Ha sorpreso il ministro della Repubblica che esalta l’umiliazione come riscatto per i bulli e la definisce fattore fondamentale della crescita. Anche le scuse successive con cui ha ammesso di aver usato “un termine inadeguato”, non hanno ridotto lo stupore che l’umiliazione sia metodo educativo utile a correggere le azioni violente e inaccettabili di un bullo.
Forse l’uscita infelice del Ministro dell’Istruzione e del Merito è dovuta alla scarsa competenza psicologica e pedagogica di molti politici chiamati ad occuparsi di problematiche complesse come quelle educative, tuttavia è necessario riflettere sul significato della parola “umiliare”, verbo che dipende da come si usa.
Derivato dal latino tardo “humilis”, umiliare indica il gesto di abbassare il capo in segno di rispetto (Treccani, vocabolario online). È umile chi lo fa in quanto contiene la superbia e riconosce la propria pochezza. Ma provare umiltà è diverso dall’umiliare, che vuol dire attaccare esplicitamente una persona, schiacciarla per terra e farla vergognare per ciò che ha fatto.
Il sentimento dell’umiltà si forma con una educazione al rispetto e si sviluppa con il senso di responsabilità e la consapevolezza dei propri limiti. Invece l’umiliare è azione mortificante che va a ledere la dignità di chi viene colpito. Non corregge se hai commesso qualcosa di offensivo e non ti spinge a “chiedere scusa”, ma ti annulla. Non riabilita e non educa: fa sentire sconfitti. Umiliati per l’appunto!

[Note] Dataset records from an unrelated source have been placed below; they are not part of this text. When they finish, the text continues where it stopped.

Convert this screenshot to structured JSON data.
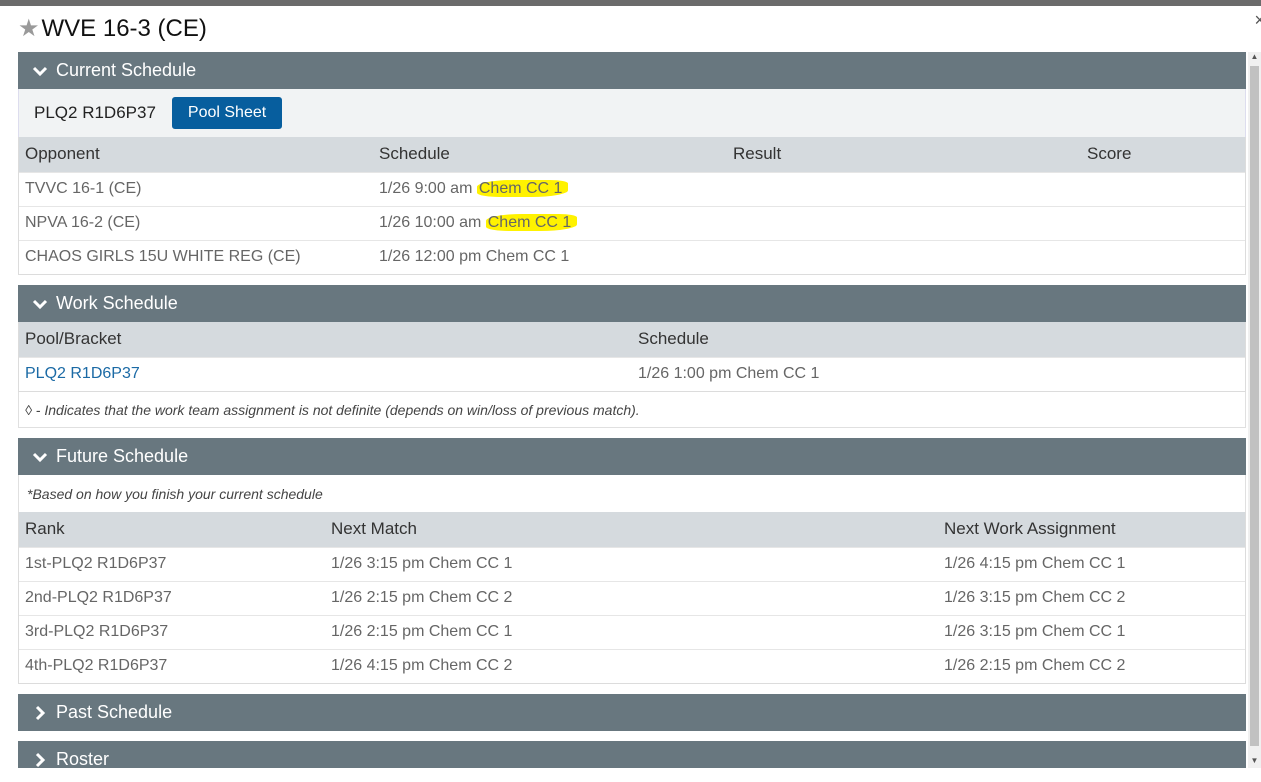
{
  "window": {
    "title": "WVE 16-3 (CE)",
    "close_glyph": "×"
  },
  "current_schedule": {
    "header": "Current Schedule",
    "pool_name": "PLQ2 R1D6P37",
    "pool_sheet_button": "Pool Sheet",
    "columns": [
      "Opponent",
      "Schedule",
      "Result",
      "Score"
    ],
    "rows": [
      {
        "opponent": "TVVC 16-1 (CE)",
        "time": "1/26 9:00 am",
        "court": "Chem CC 1",
        "highlighted": true
      },
      {
        "opponent": "NPVA 16-2 (CE)",
        "time": "1/26 10:00 am",
        "court": "Chem CC 1",
        "highlighted": true
      },
      {
        "opponent": "CHAOS GIRLS 15U WHITE REG (CE)",
        "time": "1/26 12:00 pm",
        "court": "Chem CC 1",
        "highlighted": false
      }
    ]
  },
  "work_schedule": {
    "header": "Work Schedule",
    "columns": [
      "Pool/Bracket",
      "Schedule"
    ],
    "rows": [
      {
        "pool": "PLQ2 R1D6P37",
        "schedule": "1/26 1:00 pm Chem CC 1"
      }
    ],
    "note": "◊ - Indicates that the work team assignment is not definite (depends on win/loss of previous match)."
  },
  "future_schedule": {
    "header": "Future Schedule",
    "note": "*Based on how you finish your current schedule",
    "columns": [
      "Rank",
      "Next Match",
      "Next Work Assignment"
    ],
    "rows": [
      {
        "rank": "1st-PLQ2 R1D6P37",
        "next_match": "1/26 3:15 pm Chem CC 1",
        "next_work": "1/26 4:15 pm Chem CC 1"
      },
      {
        "rank": "2nd-PLQ2 R1D6P37",
        "next_match": "1/26 2:15 pm Chem CC 2",
        "next_work": "1/26 3:15 pm Chem CC 2"
      },
      {
        "rank": "3rd-PLQ2 R1D6P37",
        "next_match": "1/26 2:15 pm Chem CC 1",
        "next_work": "1/26 3:15 pm Chem CC 1"
      },
      {
        "rank": "4th-PLQ2 R1D6P37",
        "next_match": "1/26 4:15 pm Chem CC 2",
        "next_work": "1/26 2:15 pm Chem CC 2"
      }
    ]
  },
  "past_schedule": {
    "header": "Past Schedule"
  },
  "roster": {
    "header": "Roster"
  },
  "colors": {
    "section_header": "#68777f",
    "button": "#075e9e",
    "highlight": "#fff200",
    "link": "#1b6aa5"
  }
}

Non fa capire gli errori, ma svuota e impedisce di trovare le risorse per riparare. Per saper dire scusa bisogna essere educati prima o ri-educati, ma non con l’umiliazione. Chi viene umiliato, anche in maniera sottile, con la forza devastante delle parole che feriscono a volte più delle percosse, si sente azzerato nella sua dimensione umana, senza dignità e paralizzato dalla vergogna.
Si tratta, insomma, di un sentimento devastante, più dannoso che utile. Lo prova chi subisce violenza fisica, sessuale ma soprattutto psicologica. Capita ai bambini maltrattati dagli adulti, a partire da quando vengono ridicolizzati in pubblico per qualche comportamento inusuale o da correggere. Succede alle donne, a tutte quelle che subiscono la brutalità dei partner violenti, umiliate dalla derisione, dalla denigrazione e dalla svalutazione.
Però l’aspetto più significativo è l’idea comune, tutt’ora diffusa, che per correggere un comportamento negativo sia necessario far vergognare, quando invece non è educativa la gogna, cioè l’essere esposti al disprezzo altrui, anzi è una tortura mortifera che non è di esempio a nessuno. In più l’umiliazione rischia di essere traumatica e lasciare segni profondi.
Sembrano dimostrarlo alcuni studi di neuroscienziati, uno del Dipartimento di Psicologia sociale dell’Università di Amsterdam (M. Otten & K. Jonas 2013), che evidenzia quanto l’essere umiliati sia esperienza emotiva intensa, molto di più della rabbia, in grado di attivare aree corticali per un tempo lungo che può produrre conseguenze traumatiche di vasta portata.